Saïd Saâdi : Cela dépendra du niveau d’investissement de la société civile elle-même. Il s’agit du développement des gens, par des gens et pour les gens, dans toutes ses dimensions. Les gens doivent sentir les impacts sur leurs vies. Est-ce que ce qui se fait en Maroc va dans ce sens ? C’est l’Etat qui veut conduire le processus vers le développement. Cela devrait se passer autrement. Comment le faire ? Comment la population peut-elle contrôler l’emploi des ressources, vu que les fonctionnaires peuvent avoir d’autres intérêts ? C’est à nous d’être vigilants pour que l’expérience ne soit pas détournée. Combattre la pauvreté n’est pas distribuer de la soupe. L’INDH est bien dans le texte mais on ne peut pas combattre la pauvreté sans combattre le chômage, d’où le rôle de l’Etat et de l’entreprise privée. Le travail associatif peut être regroupé sous le secteur tertiaire. Il s’en différencie seulement par le but non lucratif. C’est un espace de développement de l’économie solidaire. On peut s’appuyer sur lui pour créer un secteur tertiaire alternatif, qu’on peut appeler l’économie plurielle. Cela est une stratégie d’avenir. Le secteur tertiaire ne doit pas uniquement dépendre du premier, mais doit tenir compte des intérêts des différentes couches qui composent la société.

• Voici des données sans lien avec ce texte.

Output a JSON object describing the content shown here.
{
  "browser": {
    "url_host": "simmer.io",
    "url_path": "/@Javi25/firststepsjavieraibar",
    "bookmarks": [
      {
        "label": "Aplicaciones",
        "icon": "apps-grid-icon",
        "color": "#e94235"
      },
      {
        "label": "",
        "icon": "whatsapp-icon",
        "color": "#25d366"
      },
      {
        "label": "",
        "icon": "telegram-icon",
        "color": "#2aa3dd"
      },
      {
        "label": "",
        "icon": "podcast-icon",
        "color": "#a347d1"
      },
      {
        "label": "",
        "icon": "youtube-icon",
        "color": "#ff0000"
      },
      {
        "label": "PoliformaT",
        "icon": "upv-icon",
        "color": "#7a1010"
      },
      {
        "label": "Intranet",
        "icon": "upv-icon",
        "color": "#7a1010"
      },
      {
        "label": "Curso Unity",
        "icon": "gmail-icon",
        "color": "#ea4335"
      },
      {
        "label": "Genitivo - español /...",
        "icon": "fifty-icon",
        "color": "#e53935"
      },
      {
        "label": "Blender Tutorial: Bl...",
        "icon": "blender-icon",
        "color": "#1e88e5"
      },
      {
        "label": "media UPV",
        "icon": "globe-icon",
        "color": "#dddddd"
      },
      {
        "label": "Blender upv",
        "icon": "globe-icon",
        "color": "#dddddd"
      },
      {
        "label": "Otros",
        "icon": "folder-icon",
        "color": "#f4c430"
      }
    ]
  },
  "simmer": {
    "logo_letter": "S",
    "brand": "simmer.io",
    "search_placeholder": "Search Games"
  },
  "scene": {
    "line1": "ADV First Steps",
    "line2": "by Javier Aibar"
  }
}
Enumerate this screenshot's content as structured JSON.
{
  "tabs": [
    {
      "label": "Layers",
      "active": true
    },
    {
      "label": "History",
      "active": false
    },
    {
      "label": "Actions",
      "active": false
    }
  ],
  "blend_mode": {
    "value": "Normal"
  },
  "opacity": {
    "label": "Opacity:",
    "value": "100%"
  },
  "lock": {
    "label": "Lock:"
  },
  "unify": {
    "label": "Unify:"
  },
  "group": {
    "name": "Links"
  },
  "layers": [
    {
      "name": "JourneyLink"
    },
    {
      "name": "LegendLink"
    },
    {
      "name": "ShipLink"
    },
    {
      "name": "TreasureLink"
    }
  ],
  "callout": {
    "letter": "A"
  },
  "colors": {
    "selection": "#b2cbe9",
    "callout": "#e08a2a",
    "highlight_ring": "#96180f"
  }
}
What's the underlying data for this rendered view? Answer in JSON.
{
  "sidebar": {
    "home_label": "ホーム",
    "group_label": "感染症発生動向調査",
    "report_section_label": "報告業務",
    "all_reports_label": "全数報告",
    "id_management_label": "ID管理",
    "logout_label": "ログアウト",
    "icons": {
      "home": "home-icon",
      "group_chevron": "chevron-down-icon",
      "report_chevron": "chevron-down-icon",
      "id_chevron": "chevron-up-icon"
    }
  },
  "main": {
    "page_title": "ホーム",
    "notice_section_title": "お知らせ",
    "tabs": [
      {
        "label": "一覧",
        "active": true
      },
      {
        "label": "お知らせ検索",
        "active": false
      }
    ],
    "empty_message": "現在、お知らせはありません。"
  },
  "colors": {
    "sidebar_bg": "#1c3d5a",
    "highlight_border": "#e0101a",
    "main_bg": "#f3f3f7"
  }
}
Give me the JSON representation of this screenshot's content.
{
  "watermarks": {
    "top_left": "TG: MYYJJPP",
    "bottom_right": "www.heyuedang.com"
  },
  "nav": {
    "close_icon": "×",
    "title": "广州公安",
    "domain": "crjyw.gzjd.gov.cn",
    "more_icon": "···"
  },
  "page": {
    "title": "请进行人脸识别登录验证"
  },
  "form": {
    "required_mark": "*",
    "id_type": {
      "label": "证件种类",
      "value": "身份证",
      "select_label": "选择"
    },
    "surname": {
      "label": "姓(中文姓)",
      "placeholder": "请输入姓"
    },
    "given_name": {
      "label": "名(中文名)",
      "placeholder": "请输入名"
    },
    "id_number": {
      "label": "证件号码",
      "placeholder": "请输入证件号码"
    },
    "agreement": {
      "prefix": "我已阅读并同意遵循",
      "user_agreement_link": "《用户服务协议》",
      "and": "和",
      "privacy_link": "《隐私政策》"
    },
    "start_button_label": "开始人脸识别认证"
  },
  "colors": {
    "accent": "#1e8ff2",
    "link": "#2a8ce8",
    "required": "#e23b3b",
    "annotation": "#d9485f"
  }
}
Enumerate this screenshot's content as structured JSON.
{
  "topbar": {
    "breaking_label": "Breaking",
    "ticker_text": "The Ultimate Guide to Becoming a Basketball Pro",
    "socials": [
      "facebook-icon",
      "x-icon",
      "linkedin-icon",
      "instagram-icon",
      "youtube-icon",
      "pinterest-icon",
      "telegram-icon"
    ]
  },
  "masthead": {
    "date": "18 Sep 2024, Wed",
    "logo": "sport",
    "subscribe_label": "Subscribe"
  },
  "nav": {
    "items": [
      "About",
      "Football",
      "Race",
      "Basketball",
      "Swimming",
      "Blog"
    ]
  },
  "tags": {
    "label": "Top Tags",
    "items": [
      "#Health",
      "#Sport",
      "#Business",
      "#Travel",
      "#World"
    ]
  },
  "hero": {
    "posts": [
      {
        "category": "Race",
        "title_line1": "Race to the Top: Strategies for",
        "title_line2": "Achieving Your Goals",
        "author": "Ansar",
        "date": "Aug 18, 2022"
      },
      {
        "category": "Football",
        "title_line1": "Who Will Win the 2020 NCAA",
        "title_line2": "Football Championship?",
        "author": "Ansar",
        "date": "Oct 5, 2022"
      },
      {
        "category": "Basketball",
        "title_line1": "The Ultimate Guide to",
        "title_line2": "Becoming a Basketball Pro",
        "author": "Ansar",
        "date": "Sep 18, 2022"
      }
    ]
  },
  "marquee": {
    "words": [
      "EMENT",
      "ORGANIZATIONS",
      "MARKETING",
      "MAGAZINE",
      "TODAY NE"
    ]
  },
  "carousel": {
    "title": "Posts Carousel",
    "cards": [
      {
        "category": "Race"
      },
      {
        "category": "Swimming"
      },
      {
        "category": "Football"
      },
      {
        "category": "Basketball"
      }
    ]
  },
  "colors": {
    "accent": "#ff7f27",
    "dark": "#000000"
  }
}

Bien que les jeunes soient majoritaires dans le pays, ce n’est pas le cas dans les partis ni dans les associations au sein desquels la pyramide est renversée, les vieux sont majoritaires. Les jeunes dans les partis sont réduits à peu de chose. Les jeunes s’éloignent des partis politiques.

Saïd Saâdi : Le travail associatif est indispensable pour développer l’espace démocratique. Le climat néolibéral pousse à l’individualisme et à l’arrivisme, à la consommation, il y a un retour en arrière par rapport au travail collectif. Les conditions dans les années quatre-vingt étaient néanmoins très difficiles. Les acquis du présent sont dus au travail politique. Les nouvelles conditions ont réduit l’activité des partis politiques, mais la nouvelle loi des partis politiques devrait améliorer en partie la situation.

Les associations sont investies par quelques cadres de la classe moyenne et des jeunes chômeurs, elles n’ont pas de permanents, il y a une absence de démarcation entre les cadres associatifs et les cadres des partis. Est-ce le mouvement associatif qui peut combler le vide entre citoyens et partis ?

Saïd Saâdi : Pour construire une culture de la démocratie, le mouvement associatif doit être indépendant, car l’Etat essayera toujours de l’instrumentaliser. Le mouvement associatif doit devenir un mouvement social, utiliser des méthodes civilisées pour contester l’action du pouvoir. Le problème est que toutes les associations n’ont pas cet objectif. Les associations se résument parfois à leur président. Et elles peuvent être détournées par des intérêts personnels.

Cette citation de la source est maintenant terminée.